Les violences post-électorales en Guinée qui ont éclaté au lendemain de la présidentielle du 18 octobre ont fait 21 victimes, dont des membres des forces de l’ordre, a indiqué lundi la télévision nationale, citant le gouvernement, qui avait jusqu’à présent fait état d’un bilan d’une dizaine de tués.
« Le gouvernement guinéen a indiqué que 21 personnes ont été tuées depuis lundi (19 octobre) dans les violences post-électorales, dont des agents des forces de l’ordre », a déclaré le présentateur du journal de la RTG. L’opposition évoque pour sa part un bilan d’au moins 27 morts.
Par ailleurs, l’atmosphère est restée tendue lundi dans la capitale guinéenne Conakry, les habitants tentant de se relever des violences post-électorales qui ont suivi la réélection contestée du président sortant Alpha Condé, alors que se poursuit une médiation internationale. L’appel à manifester contre un troisième mandat du président Condé, lancé par le Front national pour la défense de la Constitution (FNDC), n’a été que peu ou pas suivi, de nombreux habitants disant craindre pour leur sécurité, ont constaté des journalistes de l’AFP.
Le long de l’autoroute Fidel Castro, qui mène du centre-ville à l’aéroport à travers des quartiers réputés favorables au pouvoir, la plupart des boutiques sont restées fermées. Quelques marchés étaient ouverts pour les produits de première nécessité, mais l’affluence n’était pas au rendez-vous. Plus au nord, dans la grande banlieue favorable à l’opposition, des policiers, gendarmes et militaires, dont certains à bord de pick-ups, étaient présents en force, comme depuis plusieurs jours.
Usage excessif de la force
Des tirs ont été notamment entendus dans des quartiers comme Cosa et Sonfonia, sans que l’on sache s’ils ont fait des morts ou des blessés. Wanindara, l’un des fiefs de l’opposition, portait encore les stigmates des affrontements des derniers jours : carcasses de deux camions brûlés, pneus incendiés, pierres jonchant le sol et bâtiments pillés. « Les jeunes de là-bas et ceux d’ici, c’est-à-dire entre RPG (le parti au pouvoir) et l’UFDG (opposition), ce sont les deux groupes qui s’affrontent », a expliqué Mohamed Saliou Camara, un habitant dont la maison a été incendiée.

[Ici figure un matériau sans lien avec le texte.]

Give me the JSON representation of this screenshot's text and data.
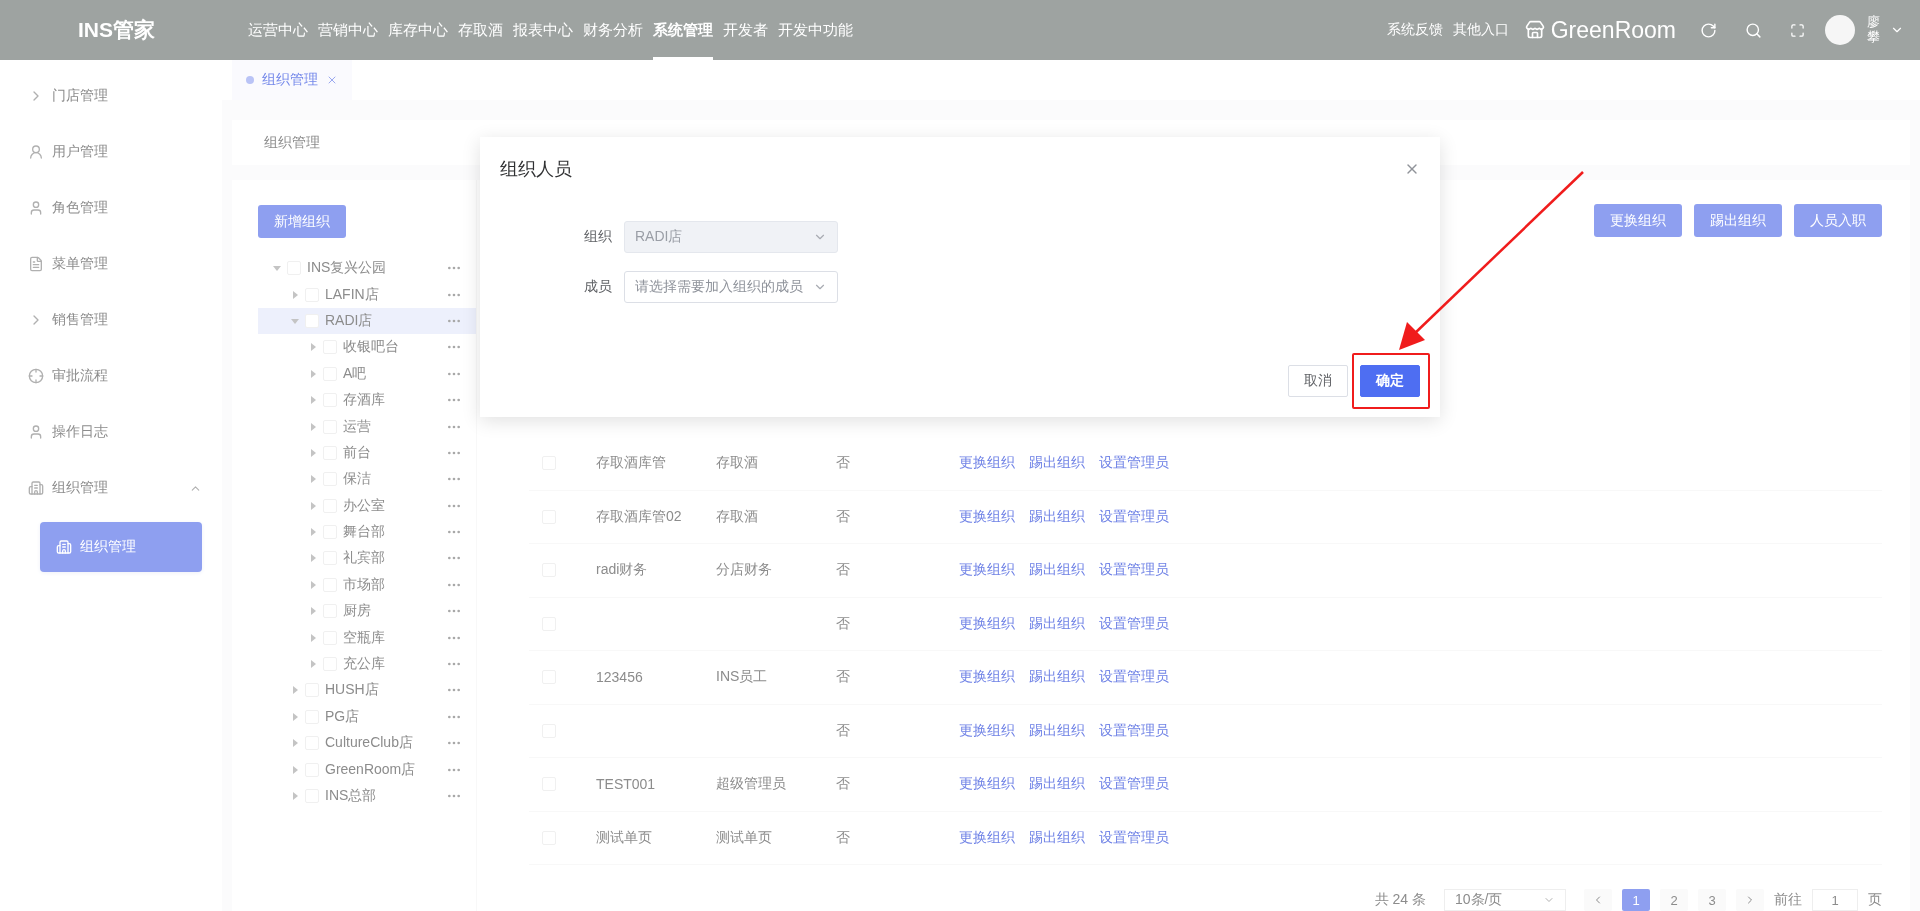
{
  "header": {
    "logo": "INS管家",
    "nav": [
      {
        "label": "运营中心",
        "selected": false
      },
      {
        "label": "营销中心",
        "selected": false
      },
      {
        "label": "库存中心",
        "selected": false
      },
      {
        "label": "存取酒",
        "selected": false
      },
      {
        "label": "报表中心",
        "selected": false
      },
      {
        "label": "财务分析",
        "selected": false
      },
      {
        "label": "系统管理",
        "selected": true
      },
      {
        "label": "开发者",
        "selected": false
      },
      {
        "label": "开发中功能",
        "selected": false
      }
    ],
    "links": [
      "系统反馈",
      "其他入口"
    ],
    "store": "GreenRoom",
    "user": "廖攀"
  },
  "sidebar": {
    "items": [
      {
        "label": "门店管理"
      },
      {
        "label": "用户管理"
      },
      {
        "label": "角色管理"
      },
      {
        "label": "菜单管理"
      },
      {
        "label": "销售管理"
      },
      {
        "label": "审批流程"
      },
      {
        "label": "操作日志"
      },
      {
        "label": "组织管理",
        "expanded": true,
        "children": [
          {
            "label": "组织管理",
            "selected": true
          }
        ]
      }
    ]
  },
  "tabs": [
    {
      "label": "组织管理",
      "selected": true
    }
  ],
  "page_title": "组织管理",
  "tree": {
    "add_button": "新增组织",
    "nodes": [
      {
        "label": "INS复兴公园",
        "expanded": true,
        "selected": false,
        "checked": false,
        "children": [
          {
            "label": "LAFIN店",
            "expanded": false,
            "selected": false,
            "checked": false
          },
          {
            "label": "RADI店",
            "expanded": true,
            "selected": true,
            "checked": false,
            "children": [
              {
                "label": "收银吧台",
                "expanded": false,
                "selected": false,
                "checked": false
              },
              {
                "label": "A吧",
                "expanded": false,
                "selected": false,
                "checked": false
              },
              {
                "label": "存酒库",
                "expanded": false,
                "selected": false,
                "checked": false
              },
              {
                "label": "运营",
                "expanded": false,
                "selected": false,
                "checked": false
              },
              {
                "label": "前台",
                "expanded": false,
                "selected": false,
                "checked": false
              },
              {
                "label": "保洁",
                "expanded": false,
                "selected": false,
                "checked": false
              },
              {
                "label": "办公室",
                "expanded": false,
                "selected": false,
                "checked": false
              },
              {
                "label": "舞台部",
                "expanded": false,
                "selected": false,
                "checked": false
              },
              {
                "label": "礼宾部",
                "expanded": false,
                "selected": false,
                "checked": false
              },
              {
                "label": "市场部",
                "expanded": false,
                "selected": false,
                "checked": false
              },
              {
                "label": "厨房",
                "expanded": false,
                "selected": false,
                "checked": false
              },
              {
                "label": "空瓶库",
                "expanded": false,
                "selected": false,
                "checked": false
              },
              {
                "label": "充公库",
                "expanded": false,
                "selected": false,
                "checked": false
              }
            ]
          },
          {
            "label": "HUSH店",
            "expanded": false,
            "selected": false,
            "checked": false
          },
          {
            "label": "PG店",
            "expanded": false,
            "selected": false,
            "checked": false
          },
          {
            "label": "CultureClub店",
            "expanded": false,
            "selected": false,
            "checked": false
          },
          {
            "label": "GreenRoom店",
            "expanded": false,
            "selected": false,
            "checked": false
          },
          {
            "label": "INS总部",
            "expanded": false,
            "selected": false,
            "checked": false
          }
        ]
      }
    ]
  },
  "toolbar": [
    "更换组织",
    "踢出组织",
    "人员入职"
  ],
  "table": {
    "rows": [
      {
        "checked": false,
        "name": "存取酒库管",
        "role": "存取酒",
        "admin": "否",
        "actions": [
          "更换组织",
          "踢出组织",
          "设置管理员"
        ]
      },
      {
        "checked": false,
        "name": "存取酒库管02",
        "role": "存取酒",
        "admin": "否",
        "actions": [
          "更换组织",
          "踢出组织",
          "设置管理员"
        ]
      },
      {
        "checked": false,
        "name": "radi财务",
        "role": "分店财务",
        "admin": "否",
        "actions": [
          "更换组织",
          "踢出组织",
          "设置管理员"
        ]
      },
      {
        "checked": false,
        "admin": "否",
        "actions": [
          "更换组织",
          "踢出组织",
          "设置管理员"
        ]
      },
      {
        "checked": false,
        "name": "123456",
        "role": "INS员工",
        "admin": "否",
        "actions": [
          "更换组织",
          "踢出组织",
          "设置管理员"
        ]
      },
      {
        "checked": false,
        "admin": "否",
        "actions": [
          "更换组织",
          "踢出组织",
          "设置管理员"
        ]
      },
      {
        "checked": false,
        "name": "TEST001",
        "role": "超级管理员",
        "admin": "否",
        "actions": [
          "更换组织",
          "踢出组织",
          "设置管理员"
        ]
      },
      {
        "checked": false,
        "name": "测试单页",
        "role": "测试单页",
        "admin": "否",
        "actions": [
          "更换组织",
          "踢出组织",
          "设置管理员"
        ]
      }
    ]
  },
  "pagination": {
    "total": "共 24 条",
    "page_size": "10条/页",
    "pages": [
      {
        "label": "1",
        "selected": true
      },
      {
        "label": "2",
        "selected": false
      },
      {
        "label": "3",
        "selected": false
      }
    ],
    "goto_label": "前往",
    "goto_value": "1",
    "page_suffix": "页"
  },
  "dialog": {
    "title": "组织人员",
    "fields": [
      {
        "label": "组织",
        "value": "RADI店",
        "disabled": true
      },
      {
        "label": "成员",
        "placeholder": "请选择需要加入组织的成员",
        "disabled": false
      }
    ],
    "buttons": [
      {
        "label": "取消",
        "kind": "default",
        "annotated": false
      },
      {
        "label": "确定",
        "kind": "primary",
        "annotated": true
      }
    ]
  }
}
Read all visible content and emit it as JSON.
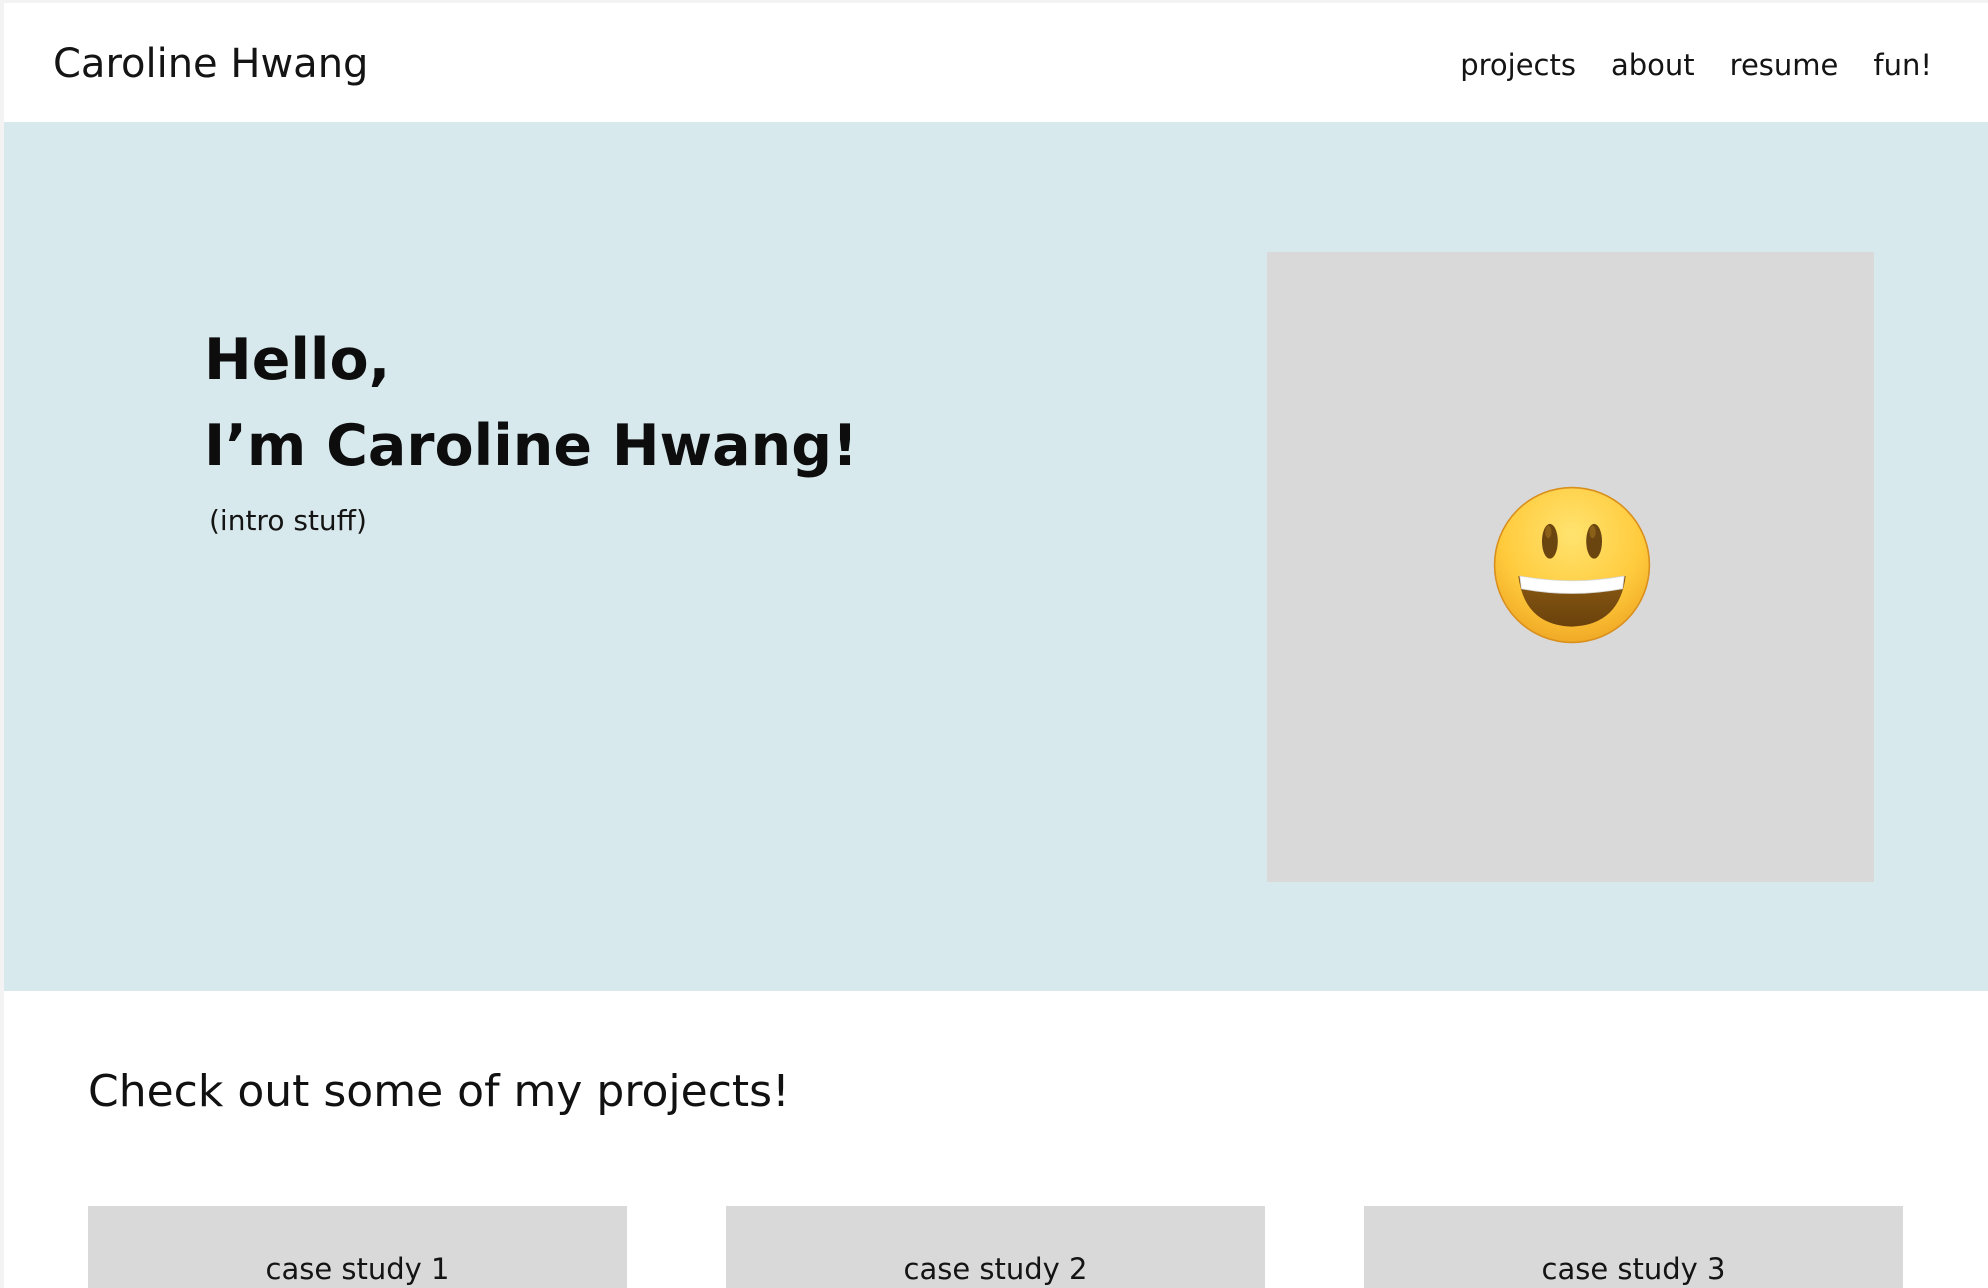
{
  "header": {
    "site_name": "Caroline Hwang",
    "nav": [
      "projects",
      "about",
      "resume",
      "fun!"
    ]
  },
  "hero": {
    "greeting": "Hello,",
    "name_line": "I’m Caroline Hwang!",
    "intro": "(intro stuff)",
    "photo_icon": "smiley-face-emoji",
    "background_color": "#d8e9ed",
    "photo_placeholder_color": "#d9d9d9"
  },
  "projects": {
    "heading": "Check out some of my projects!",
    "cards": [
      "case study 1",
      "case study 2",
      "case study 3"
    ]
  }
}
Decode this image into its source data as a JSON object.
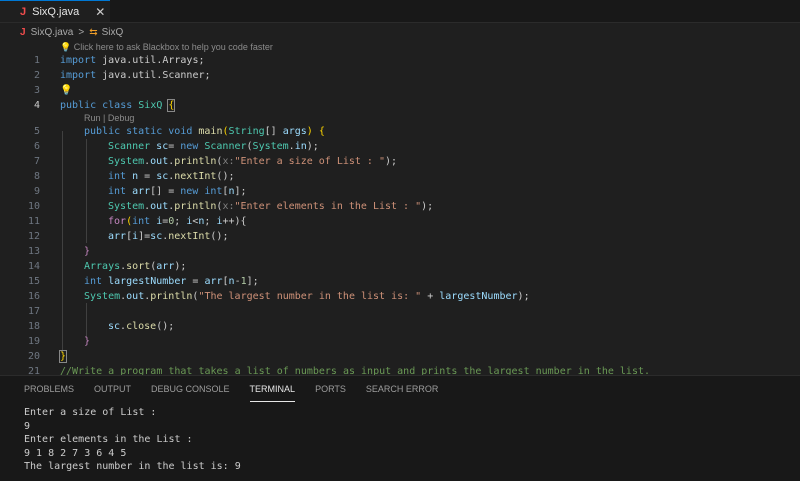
{
  "tab": {
    "icon": "J",
    "label": "SixQ.java",
    "close": "✕"
  },
  "breadcrumb": {
    "icon": "J",
    "file": "SixQ.java",
    "sep": ">",
    "class_icon": "⇆",
    "class": "SixQ"
  },
  "hints": {
    "blackbox": "Click here to ask Blackbox to help you code faster",
    "runDebug": "Run | Debug"
  },
  "code": {
    "l1": "import java.util.Arrays;",
    "l2": "import java.util.Scanner;",
    "l4a": "public class ",
    "l4b": "SixQ ",
    "l4c": "{",
    "l5": [
      "public static void ",
      "main",
      "(",
      "String",
      "[] ",
      "args",
      ") {"
    ],
    "l6": [
      "Scanner ",
      "sc",
      "= ",
      "new ",
      "Scanner",
      "(",
      "System",
      ".",
      "in",
      ");"
    ],
    "l7": [
      "System",
      ".",
      "out",
      ".",
      "println",
      "(",
      "x:",
      "\"Enter a size of List : \"",
      ");"
    ],
    "l8": [
      "int ",
      "n",
      " = ",
      "sc",
      ".",
      "nextInt",
      "();"
    ],
    "l9": [
      "int ",
      "arr",
      "[] = ",
      "new ",
      "int",
      "[",
      "n",
      "];"
    ],
    "l10": [
      "System",
      ".",
      "out",
      ".",
      "println",
      "(",
      "x:",
      "\"Enter elements in the List : \"",
      ");"
    ],
    "l11": [
      "for",
      "(",
      "int ",
      "i",
      "=",
      "0",
      "; ",
      "i",
      "<",
      "n",
      "; ",
      "i",
      "++){"
    ],
    "l12": [
      "arr",
      "[",
      "i",
      "]=",
      "sc",
      ".",
      "nextInt",
      "();"
    ],
    "l13": "}",
    "l14": [
      "Arrays",
      ".",
      "sort",
      "(",
      "arr",
      ");"
    ],
    "l15": [
      "int ",
      "largestNumber",
      " = ",
      "arr",
      "[",
      "n",
      "-",
      "1",
      "];"
    ],
    "l16": [
      "System",
      ".",
      "out",
      ".",
      "println",
      "(",
      "\"The largest number in the list is: \"",
      " + ",
      "largestNumber",
      ");"
    ],
    "l18": [
      "sc",
      ".",
      "close",
      "();"
    ],
    "l19": "}",
    "l20": "}",
    "l21": "//Write a program that takes a list of numbers as input and prints the largest number in the list."
  },
  "lineNumbers": [
    "1",
    "2",
    "3",
    "4",
    "5",
    "6",
    "7",
    "8",
    "9",
    "10",
    "11",
    "12",
    "13",
    "14",
    "15",
    "16",
    "17",
    "18",
    "19",
    "20",
    "21"
  ],
  "panel": {
    "tabs": [
      "PROBLEMS",
      "OUTPUT",
      "DEBUG CONSOLE",
      "TERMINAL",
      "PORTS",
      "SEARCH ERROR"
    ],
    "activeTab": "TERMINAL"
  },
  "terminal": [
    "Enter a size of List :",
    "9",
    "Enter elements in the List :",
    "9 1 8 2 7 3 6 4 5",
    "The largest number in the list is: 9"
  ],
  "colors": {
    "keyword": "#569cd6",
    "type": "#4ec9b0",
    "string": "#ce9178",
    "comment": "#6a9955",
    "accent": "#0078d4"
  }
}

« La maison que vous voyez là, c’est celle de mon papa. C’est ici qu’ils ont attaqué. Ils ont commencé à faire n’importe quoi. Dans chaque chambre, tout ce dont ils avaient besoin, ils l’ont pris, tout. Après, finalement, ils ont mis le feu », a-t-il ajouté, sans préciser qui sont les responsables. « Personne n’a pu sauver même une paire de chaussures », a confirmé un autre riverain, Mohamed Camara, en déambulant dans les décombres de sa maison.
Selon Amnesty International, les forces de sécurité ont fait depuis une semaine un usage excessif de la force, tirant à balles réelles contre des manifestants. L’ONG a aussi condamné les coupures d’internet, dont l’accès était toujours très difficile lundi selon des journalistes de l’AFP.
Emissaires de l’ONU à la rescousse
Des émissaires de l’ONU, de l’Union africaine (UA) et de la Communauté des Etats de l’Afrique de l’ouest (Cédéao), arrivés dimanche en Guinée, ont poursuivi lundi leurs efforts de médiation en rencontrant plusieurs ministres, la commission électorale et le corps diplomatique, selon un responsable de la Cédéao à Conakry.
Le chef de l’opposition, Cellou Dalein Diallo, qui s’est autoproclamé vainqueur dès le lendemain du scrutin du 18 octobre, a finalement accepté lui aussi de rencontrer les médiateurs à son domicile, où il affirme être « séquestré » depuis plusieurs jours. Il avait dans un premier temps réclamé que la rencontre se déroule dans ses bureaux, saccagés selon lui par les forces de l’ordre. Celle-ci a débuté peu avant 18h30 (GMT et locales), selon la Cédéao.
M. Diallo, crédité de 33,5 % des votes par la Céni, contre 59,5 % pour Alpha Condé, a plusieurs fois appelé ses partisans à poursuivre la lutte tant que sa victoire ne serait pas reconnue. Il a par ailleurs confirmé son intention de déposer un recours devant la Cour constitutionnelle. « Même si on sait déjà à quoi s’attendre, nous allons le faire quand même. Pour cela nous avons huit jours francs à partir de la proclamation des résultats provisoires », a-t-il indiqué, sans plus détails.